The day after the accident, the TBS news bureau’s social affairs section obtained information about the incident on its own, and a report was scheduled to air on a daytime news program.
But the segment was never shown.
The investigative committee revealed that staff of the production bureau visited the news bureau, and a senior official of the news bureau then instructed staff to drop the Kitagawa accident report.
That same daytime news program aired a report about a traffic accident in which an actor’s car was rear-ended.
The committee said both accident reports should have been placed side by side for a discussion on impartiality before the broadcast.
But as it stands, the decision can only be taken as TBS giving special consideration for Johnny & Associates, the committee said.

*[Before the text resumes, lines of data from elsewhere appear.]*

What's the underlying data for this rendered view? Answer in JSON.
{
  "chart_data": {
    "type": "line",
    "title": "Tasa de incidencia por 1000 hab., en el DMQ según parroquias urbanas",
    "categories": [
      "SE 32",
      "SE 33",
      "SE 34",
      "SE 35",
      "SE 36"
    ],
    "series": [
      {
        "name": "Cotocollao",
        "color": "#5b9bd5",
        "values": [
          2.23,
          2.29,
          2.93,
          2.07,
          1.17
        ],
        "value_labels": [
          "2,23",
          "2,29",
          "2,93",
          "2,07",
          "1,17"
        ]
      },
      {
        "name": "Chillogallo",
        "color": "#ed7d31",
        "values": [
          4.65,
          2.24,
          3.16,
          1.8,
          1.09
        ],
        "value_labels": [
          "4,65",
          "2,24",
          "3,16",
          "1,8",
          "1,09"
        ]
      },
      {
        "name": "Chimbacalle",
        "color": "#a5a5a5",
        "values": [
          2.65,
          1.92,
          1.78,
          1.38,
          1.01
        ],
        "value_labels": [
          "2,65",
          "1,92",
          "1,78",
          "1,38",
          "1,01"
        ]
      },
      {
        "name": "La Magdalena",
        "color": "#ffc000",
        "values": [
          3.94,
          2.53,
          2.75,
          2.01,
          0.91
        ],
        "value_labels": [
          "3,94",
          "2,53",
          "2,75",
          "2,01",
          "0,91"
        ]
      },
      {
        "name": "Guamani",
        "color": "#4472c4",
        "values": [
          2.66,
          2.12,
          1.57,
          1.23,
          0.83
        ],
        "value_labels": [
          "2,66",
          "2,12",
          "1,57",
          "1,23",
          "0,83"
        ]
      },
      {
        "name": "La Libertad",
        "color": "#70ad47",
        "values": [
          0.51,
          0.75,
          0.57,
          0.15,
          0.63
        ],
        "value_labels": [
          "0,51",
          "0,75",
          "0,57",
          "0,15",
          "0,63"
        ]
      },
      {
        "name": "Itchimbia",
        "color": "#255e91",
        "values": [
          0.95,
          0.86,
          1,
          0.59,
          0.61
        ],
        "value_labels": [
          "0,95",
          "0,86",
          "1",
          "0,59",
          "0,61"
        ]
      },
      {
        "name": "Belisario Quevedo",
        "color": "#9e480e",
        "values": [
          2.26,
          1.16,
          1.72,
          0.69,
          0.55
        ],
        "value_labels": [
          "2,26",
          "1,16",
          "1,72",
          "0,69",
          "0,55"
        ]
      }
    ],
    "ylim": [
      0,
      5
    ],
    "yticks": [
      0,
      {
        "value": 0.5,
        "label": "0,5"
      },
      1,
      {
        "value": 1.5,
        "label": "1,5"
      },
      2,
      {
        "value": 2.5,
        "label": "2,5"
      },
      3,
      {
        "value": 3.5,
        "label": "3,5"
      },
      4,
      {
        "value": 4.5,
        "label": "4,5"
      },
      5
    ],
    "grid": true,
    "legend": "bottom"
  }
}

According to the committee, a former member of “Johnny’s Jr.,” an umbrella term for pre-debut idols at the agency, said he was molested by Kitagawa in 1983 during a closed-door audition held at a concert hall owned by TBS.
But the committee said it could not find anyone who knew about the circumstances at the time, so it could not further examine the case.
An internal investigation committee established by Johnny & Associates found that Kitagawa, who died in 2019 at age 87, had likely molested hundreds of boys at the agency. Mainstream news media knew about the allegations of abuse decades ago but did not provide extensive coverage, it said.
Takashi Sasaki, president of TBS Holdings, said on the Nov. 26 program that the company will “reflect seriously” on its failure to report about Kitagawa’s sexual abuse until this year.
“Each and every employee, as a member of a company entrusted with the public airwaves, will keep in mind the suffering of the victims and raise awareness of the respect for human rights,” he said.
Sasaki explained that as Johnny & Associates grew larger and more influential, people in the TBS news and production bureaus increasingly exercised restraint out of concerns for the agency’s feelings.
Sasaki pledged “more independence of the news bureau.”
“We must not let the circumstances of the company’s business relationships with suppliers slow down our pen,” he said.